Like If You Give a Mouse a Cookie, it would seem that if you give two ingenious literary minds a sturdy metal box with shelves, they will inevitably fill it with books.
And so, the CLSC Little Free Library was born. Located behind the Literary Arts Center at Alumni Hall on Wythe, the library is the gift of the CLSC Class of 2006, of which the Stupianskys are members.
“Since Chautauqua is such a literary community, it made sense to try to share the CLSC books from the past with as many people (as possible),” Nick Stupiansky said.
Although readers can search the internet for many of the historic Chautauqua Literary and Scientific Circle books, Nick Stupiansky said the library is an attempt to make the books free and accessible for the Chautauqua community. It is also a place for Chautauquans to pass already-read CLSC books along to others.
And unlike a regular library, Sandi Stupiansky said people can take these books home with them, be that on or off the grounds. This is ideal for people who may be visiting Chautauqua and need more time with a book to do it justice, she said.
The library joins the more than 70,000 Little Free Libraries sprinkled across the world.
And in Chautauqua, the library is in good company. According to Nick Stupiansky, a library dedicated to children’s books is in the works, which will be located near Children’s School. The Stupianskys are also working with the Bird, Tree & Garden Club to create a science-themed library.
Sandi Stupiansky said community members have already added to the original 70 books in the couple’s collection and that the books represent decades of CLSC history through 2018. After the books are donated, they are stamped with a little note to ensure future readers know where their book came from.
The motto for the CLSC Class of 2006 is “Readers Create Global Pathways,” and the class alumni are called “pathmakers.”
Staying true to theme, the class flower is a globe thistle. Class member Gail Gamble will paint the library with the floral motif, and specimens of the flower are planted in the ground surrounding the library.
The library will be removed during the off-season for protection from the snow plows, although the refurbished wine cooler is “weather-proof,” Nick Stupiansky said.
Sandi Stupiansky added that her husband also removed the cords and freeze-on, so that the fridge is safe and ready for its second chapter as a community library.

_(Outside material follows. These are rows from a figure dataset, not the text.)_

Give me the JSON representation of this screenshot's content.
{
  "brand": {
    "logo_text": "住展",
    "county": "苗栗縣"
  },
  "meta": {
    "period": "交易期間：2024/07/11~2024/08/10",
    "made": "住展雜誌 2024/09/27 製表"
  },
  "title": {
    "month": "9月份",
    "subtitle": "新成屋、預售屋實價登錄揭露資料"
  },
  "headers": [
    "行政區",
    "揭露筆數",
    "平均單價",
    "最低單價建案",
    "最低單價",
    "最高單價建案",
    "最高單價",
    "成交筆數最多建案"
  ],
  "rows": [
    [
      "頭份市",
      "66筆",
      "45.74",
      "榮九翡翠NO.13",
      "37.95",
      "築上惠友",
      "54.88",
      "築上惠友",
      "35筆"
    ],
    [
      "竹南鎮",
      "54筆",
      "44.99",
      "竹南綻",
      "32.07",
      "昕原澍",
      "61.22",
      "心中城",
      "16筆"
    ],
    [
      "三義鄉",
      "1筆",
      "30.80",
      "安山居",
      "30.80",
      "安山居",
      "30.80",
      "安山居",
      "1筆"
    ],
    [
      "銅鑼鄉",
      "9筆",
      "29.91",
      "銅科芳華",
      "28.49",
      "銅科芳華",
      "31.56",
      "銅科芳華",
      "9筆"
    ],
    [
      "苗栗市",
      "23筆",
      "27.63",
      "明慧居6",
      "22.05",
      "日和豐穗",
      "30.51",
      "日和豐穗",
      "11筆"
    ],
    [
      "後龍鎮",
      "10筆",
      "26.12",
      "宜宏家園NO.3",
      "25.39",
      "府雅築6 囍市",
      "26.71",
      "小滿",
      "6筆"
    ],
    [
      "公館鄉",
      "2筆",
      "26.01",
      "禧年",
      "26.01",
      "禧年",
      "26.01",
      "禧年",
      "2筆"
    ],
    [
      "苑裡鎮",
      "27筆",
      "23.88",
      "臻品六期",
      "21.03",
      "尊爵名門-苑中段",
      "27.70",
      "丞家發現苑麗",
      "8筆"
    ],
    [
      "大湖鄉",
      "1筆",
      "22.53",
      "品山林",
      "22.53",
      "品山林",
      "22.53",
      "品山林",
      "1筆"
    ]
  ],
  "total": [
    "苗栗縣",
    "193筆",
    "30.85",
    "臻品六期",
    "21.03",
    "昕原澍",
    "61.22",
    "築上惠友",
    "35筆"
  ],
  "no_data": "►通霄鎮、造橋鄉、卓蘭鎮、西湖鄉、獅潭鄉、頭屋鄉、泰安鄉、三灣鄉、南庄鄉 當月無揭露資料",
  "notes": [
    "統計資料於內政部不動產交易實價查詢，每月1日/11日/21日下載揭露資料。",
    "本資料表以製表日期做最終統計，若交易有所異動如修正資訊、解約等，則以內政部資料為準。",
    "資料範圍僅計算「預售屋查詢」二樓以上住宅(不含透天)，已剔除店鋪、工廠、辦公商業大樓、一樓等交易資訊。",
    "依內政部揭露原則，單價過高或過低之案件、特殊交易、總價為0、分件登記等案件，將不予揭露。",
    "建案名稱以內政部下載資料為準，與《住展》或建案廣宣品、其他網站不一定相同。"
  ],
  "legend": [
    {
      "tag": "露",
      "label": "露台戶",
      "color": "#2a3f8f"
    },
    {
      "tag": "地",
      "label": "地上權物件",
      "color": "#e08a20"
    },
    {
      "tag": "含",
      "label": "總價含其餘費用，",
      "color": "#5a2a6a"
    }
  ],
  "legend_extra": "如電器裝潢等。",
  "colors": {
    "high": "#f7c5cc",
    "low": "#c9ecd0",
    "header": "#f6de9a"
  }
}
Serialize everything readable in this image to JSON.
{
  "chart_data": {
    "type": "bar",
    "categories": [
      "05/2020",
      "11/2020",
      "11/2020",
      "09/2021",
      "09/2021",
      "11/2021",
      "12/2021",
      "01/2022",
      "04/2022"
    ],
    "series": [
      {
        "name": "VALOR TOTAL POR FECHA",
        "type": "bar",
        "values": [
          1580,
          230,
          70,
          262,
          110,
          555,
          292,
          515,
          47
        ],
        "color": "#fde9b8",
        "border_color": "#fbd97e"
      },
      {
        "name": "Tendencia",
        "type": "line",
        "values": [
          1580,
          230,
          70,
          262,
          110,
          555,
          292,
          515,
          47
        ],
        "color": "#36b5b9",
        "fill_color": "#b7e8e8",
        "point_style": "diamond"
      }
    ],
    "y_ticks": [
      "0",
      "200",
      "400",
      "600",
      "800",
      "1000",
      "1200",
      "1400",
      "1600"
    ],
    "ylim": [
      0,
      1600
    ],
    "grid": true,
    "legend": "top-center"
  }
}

The Stupianskys try to check the library every other day, and they carry a large box of books in their car to “feed” the shelves.
“We have a lot of books,” Sandi Stupiansky said.
And good books, she said, belong in the hands of “people who appreciate good literature.”
“As we clean off our book shelves — which are just bursting at the seams in our house — it’s been good to know that somebody is taking these books and appreciating them,” she said.